A logo (Greek λογότυπος = logotypos) is a graphical element, (ideogram, symbol, emblem, icon, sign) that, together with its logotype (a uniquely set and arranged typeface) form a trademark or commercial brand. Typically, a logo’s design is for immediate recognition, inspiring trust, admiration, loyalty and an implied superiority.brand, or economic entity, and its shapes, colors, fonts, and images usually are different from others in a similar market. Logos are also used to identify organizations and other non-commercial entities.
An upcoming article in April’s Journal of Consumer Research will present recent research from Duke University’s Fuqua School of Business and the University of Waterloo, Canada that claims that exposure to images of corporate brands can effect how people think and work.
The team conducted an experiment in which 341 university students completed what they believed was a visual acuity task, during which either the Apple or IBM logo was flashed so quickly that they were unaware they had been exposed to the brand logo. The participants then completed a task designed to evaluate how creative they were, listing all of the uses for a brick that they could imagine beyond building a wall.
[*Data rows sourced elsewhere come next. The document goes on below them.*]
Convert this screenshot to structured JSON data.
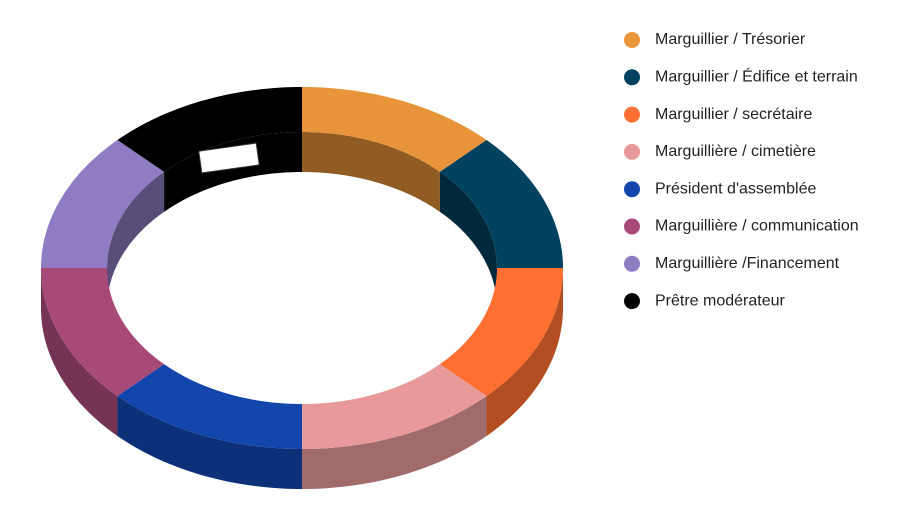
{
  "chart_data": {
    "type": "donut",
    "three_d": true,
    "legend": "right",
    "categories": [
      "Marguillier / Trésorier",
      "Marguillier / Édifice et terrain",
      "Marguillier / secrétaire",
      "Marguillière / cimetière",
      "Président d'assemblée",
      "Marguillière / communication",
      "Marguillière /Financement",
      "Prêtre modérateur"
    ],
    "values": [
      12.5,
      12.5,
      12.5,
      12.5,
      12.5,
      12.5,
      12.5,
      12.5
    ],
    "colors": [
      "#e8943a",
      "#00425f",
      "#ff6f31",
      "#e89999",
      "#1346ac",
      "#a84a78",
      "#8f7cc3",
      "#000000"
    ]
  }
}
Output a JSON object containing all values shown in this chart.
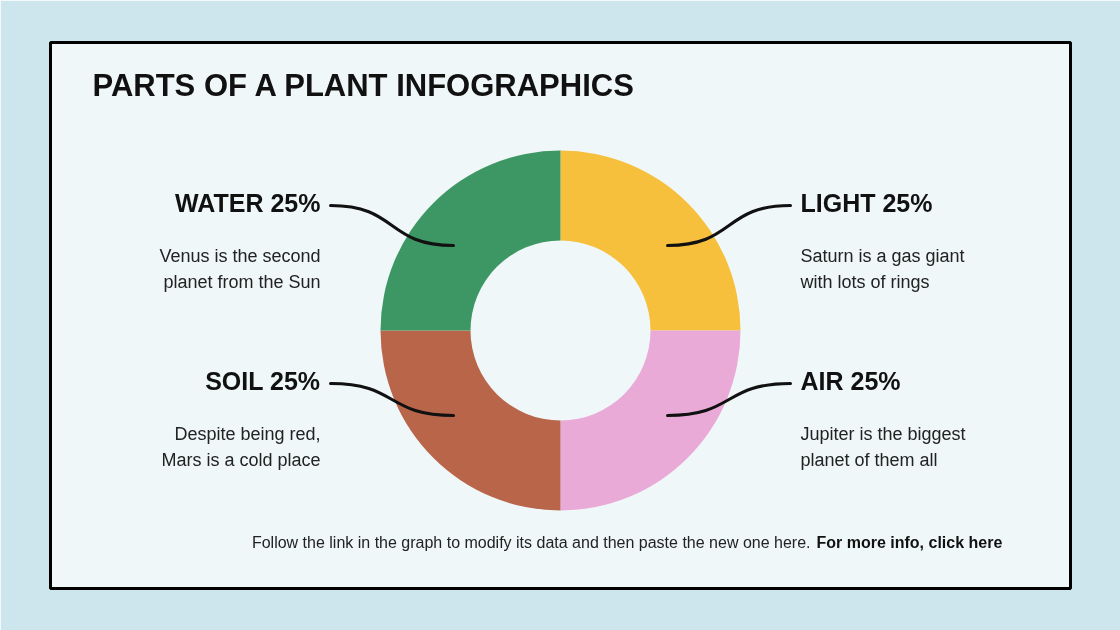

People who were exposed to the Apple logo generated significantly more unusual uses for the brick compared with those who were primed with the IBM logo, the researchers said. In addition, the unusual uses the Apple-primed participants generated were rated as more creative by independent judges.
“This is the first clear evidence that subliminal brand exposures can cause people to act in very specific ways,” said Gráinne Fitzsimons. “We’ve performed tests where we’ve offered people $100 to tell us what logo was being flashed on screen, and none of them could do it. But even this imperceptible exposure is enough to spark changes in behavior.”
Other than their defined brand personalities, the researchers argue there is not anything unusual about Apple and IBM that causes this effect. The team conducted a follow-up experiment using the Disney and E! Channel brands, and found that participants primed with the Disney Channel logo subsequently behaved much more honestly than those who saw the E! Channel logos.
The researchers are quick to point out how this could be applied to both the advertising end of things by concentrating more on product placement than direct ad bombardment but also on how consumers could turn around and use established corporate logos to their advantage.
“If you know you need to perform well on some task, say something athletic, you may want to surround yourself with images and brand logos that represent success in athletics,” Gráinne Fitzsimons said.
In essence using the complex informational structure of a corporate logo to assist in creating a mental state streamlined for whatever activity you’re engaged in.
Again from Wikipedia:
A sigil (pronounced /’sɪdʒ.ɪl/ or /’sɪg.ɪl/; pl. sigilia or sigils) is a symbol created for a specific magical purpose. A sigil is usually made up of a complex combination of several specific symbols or geometric figures each with a specific meaning or intent.
The term sigil derives from the Latin sigilum meaning “seal,” though it may also be related to the Hebrew סגולה (segulah meaning “word, action or item of spiritual effect”). The old Norse binding rune is an example of the idea. A sigil may have an abstract, pictorial or semi-abstract form.
Allow me my moment on the soapbox, please: Not all technologies for hacking and influencing the brain are brand new developments. Many of them have been around for a while under funny names; however as advertising becomes more of a science in and of itself, more and more of these old technologies with funny names are going to show back up as useful techniques for worldchanging under new names, and generally in the service of organizations that have a very clear image of what they want to world to be like.
Or, as Grant Morrison once said:
Because Coca-Cola have got the secret, these people know what we’re talking about here because what you do is you create a sigil, Coca-Cola is a sigil, the McDonalds ‘M’ is a sigil, these people are basically turning the world in to themselves using sigils. And if we don’t reverse that process and turn the world in to us using sigils, we’re going to be living in fucking McDonalds! Magic is accessible to everyone, the means of altering reality is accessible to everyone, and when everyone starts doing it we’re going to see our desire manifest on a gigantic scale.
Me? I think it’s pretty Grinder to try and find these technologies for mindhacking that are out there and available to everyone. It’s obvious that the PR firms and corporations who have yet to provide safe automobiles, cheap medicine and clean water much less jet packs and flying cars are using these tools — no matter what they call them.